To compute additional metrics, you can enrich the logged interactions with evaluation-specific reference data, for example:

  • A ground truth answer

  • A reference list of expected tool calls

How to set up interaction logging

Interaction logging can be configured in the settings of an agent version. You can edit these settings either from the browser or through the Python public API, using dataikuapi.dss.agent.DSSAgentVersionSettings.interaction_logging_selection. If you want to reuse the same interaction logging settings for all agents in a project, you can define common interaction logging settings at the project level. Then, select the Inherit mode in the agent version settings to reuse the project-level configuration.

The following options are available.

Agent logging mode

Three modes are available:

  • Disable interaction logs storage: No interaction logs are stored.

  • Inherit configuration: Reuses the logging configuration inherited from the project settings.

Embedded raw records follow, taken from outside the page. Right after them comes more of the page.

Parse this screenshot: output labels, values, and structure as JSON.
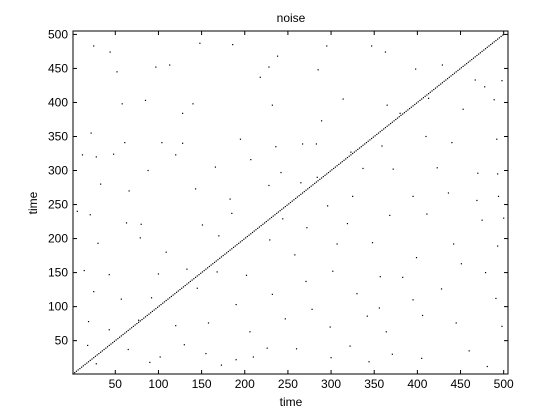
{
  "chart_data": {
    "type": "scatter",
    "title": "noise",
    "xlabel": "time",
    "ylabel": "time",
    "xlim": [
      1,
      505
    ],
    "ylim": [
      1,
      505
    ],
    "x_ticks": [
      50,
      100,
      150,
      200,
      250,
      300,
      350,
      400,
      450,
      500
    ],
    "y_ticks": [
      50,
      100,
      150,
      200,
      250,
      300,
      350,
      400,
      450,
      500
    ],
    "grid": false,
    "diagonal": {
      "from": 1,
      "to": 500,
      "step": 2
    },
    "points": [
      [
        25,
        483
      ],
      [
        28,
        320
      ],
      [
        44,
        474
      ],
      [
        52,
        445
      ],
      [
        97,
        452
      ],
      [
        113,
        455
      ],
      [
        148,
        487
      ],
      [
        186,
        485
      ],
      [
        218,
        437
      ],
      [
        228,
        452
      ],
      [
        238,
        468
      ],
      [
        285,
        448
      ],
      [
        295,
        483
      ],
      [
        347,
        483
      ],
      [
        363,
        474
      ],
      [
        398,
        449
      ],
      [
        429,
        455
      ],
      [
        467,
        433
      ],
      [
        478,
        423
      ],
      [
        498,
        432
      ],
      [
        58,
        398
      ],
      [
        85,
        403
      ],
      [
        128,
        384
      ],
      [
        140,
        398
      ],
      [
        232,
        396
      ],
      [
        289,
        373
      ],
      [
        314,
        405
      ],
      [
        365,
        396
      ],
      [
        380,
        384
      ],
      [
        413,
        406
      ],
      [
        453,
        390
      ],
      [
        489,
        404
      ],
      [
        22,
        355
      ],
      [
        61,
        341
      ],
      [
        104,
        341
      ],
      [
        128,
        340
      ],
      [
        195,
        346
      ],
      [
        236,
        335
      ],
      [
        267,
        339
      ],
      [
        283,
        339
      ],
      [
        323,
        327
      ],
      [
        359,
        336
      ],
      [
        410,
        350
      ],
      [
        440,
        341
      ],
      [
        492,
        346
      ],
      [
        12,
        323
      ],
      [
        48,
        324
      ],
      [
        88,
        300
      ],
      [
        120,
        323
      ],
      [
        166,
        305
      ],
      [
        207,
        316
      ],
      [
        242,
        297
      ],
      [
        284,
        290
      ],
      [
        337,
        303
      ],
      [
        372,
        302
      ],
      [
        423,
        304
      ],
      [
        470,
        296
      ],
      [
        493,
        295
      ],
      [
        33,
        280
      ],
      [
        66,
        270
      ],
      [
        143,
        273
      ],
      [
        183,
        258
      ],
      [
        228,
        278
      ],
      [
        265,
        282
      ],
      [
        296,
        248
      ],
      [
        325,
        262
      ],
      [
        395,
        262
      ],
      [
        436,
        267
      ],
      [
        469,
        256
      ],
      [
        494,
        262
      ],
      [
        6,
        240
      ],
      [
        21,
        235
      ],
      [
        63,
        223
      ],
      [
        80,
        221
      ],
      [
        151,
        220
      ],
      [
        185,
        237
      ],
      [
        244,
        229
      ],
      [
        272,
        216
      ],
      [
        319,
        222
      ],
      [
        368,
        234
      ],
      [
        411,
        236
      ],
      [
        475,
        227
      ],
      [
        500,
        230
      ],
      [
        30,
        193
      ],
      [
        79,
        201
      ],
      [
        109,
        180
      ],
      [
        170,
        204
      ],
      [
        229,
        198
      ],
      [
        258,
        176
      ],
      [
        307,
        192
      ],
      [
        348,
        194
      ],
      [
        399,
        172
      ],
      [
        442,
        192
      ],
      [
        493,
        189
      ],
      [
        14,
        153
      ],
      [
        43,
        147
      ],
      [
        100,
        148
      ],
      [
        133,
        155
      ],
      [
        168,
        151
      ],
      [
        202,
        146
      ],
      [
        271,
        137
      ],
      [
        302,
        152
      ],
      [
        357,
        144
      ],
      [
        383,
        143
      ],
      [
        451,
        163
      ],
      [
        479,
        150
      ],
      [
        25,
        122
      ],
      [
        57,
        111
      ],
      [
        92,
        113
      ],
      [
        145,
        127
      ],
      [
        190,
        103
      ],
      [
        232,
        118
      ],
      [
        278,
        96
      ],
      [
        330,
        119
      ],
      [
        356,
        98
      ],
      [
        395,
        110
      ],
      [
        428,
        126
      ],
      [
        491,
        112
      ],
      [
        19,
        78
      ],
      [
        43,
        66
      ],
      [
        77,
        80
      ],
      [
        120,
        72
      ],
      [
        158,
        76
      ],
      [
        206,
        63
      ],
      [
        247,
        82
      ],
      [
        299,
        70
      ],
      [
        342,
        86
      ],
      [
        364,
        63
      ],
      [
        406,
        87
      ],
      [
        445,
        76
      ],
      [
        498,
        71
      ],
      [
        18,
        43
      ],
      [
        65,
        37
      ],
      [
        102,
        26
      ],
      [
        130,
        44
      ],
      [
        155,
        31
      ],
      [
        190,
        22
      ],
      [
        226,
        39
      ],
      [
        260,
        38
      ],
      [
        300,
        25
      ],
      [
        322,
        42
      ],
      [
        371,
        30
      ],
      [
        405,
        24
      ],
      [
        460,
        35
      ],
      [
        481,
        12
      ],
      [
        28,
        16
      ],
      [
        90,
        18
      ],
      [
        173,
        14
      ],
      [
        210,
        26
      ],
      [
        344,
        19
      ]
    ]
  }
}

  • Define custom configuration: Lets you define an explicit logging dataset and storage behavior.

Output dataset

The Output dataset is the dataset where interaction logs are written. It is mandatory. You can create a new dataset or reuse an existing one. The dataset schema and partitioning must be compatible with interaction logging.

Flushing

To avoid performance issues, interaction logs are not written synchronously to the dataset. Instead, data is buffered and written periodically according to:

  • the Flush interval, in seconds

  • the Flush size, in bytes

Content mode

Controls how much technical payload is stored in the logs.

Full

Writes the full raw LLM response JSON in the corresponding column.

No logs

Writes the raw LLM response JSON in the corresponding column, excluding the log field.

No trace and no logs

Writes the raw LLM response JSON in the corresponding column, excluding both the log and trace fields. In this mode, the dku_trace column is also empty.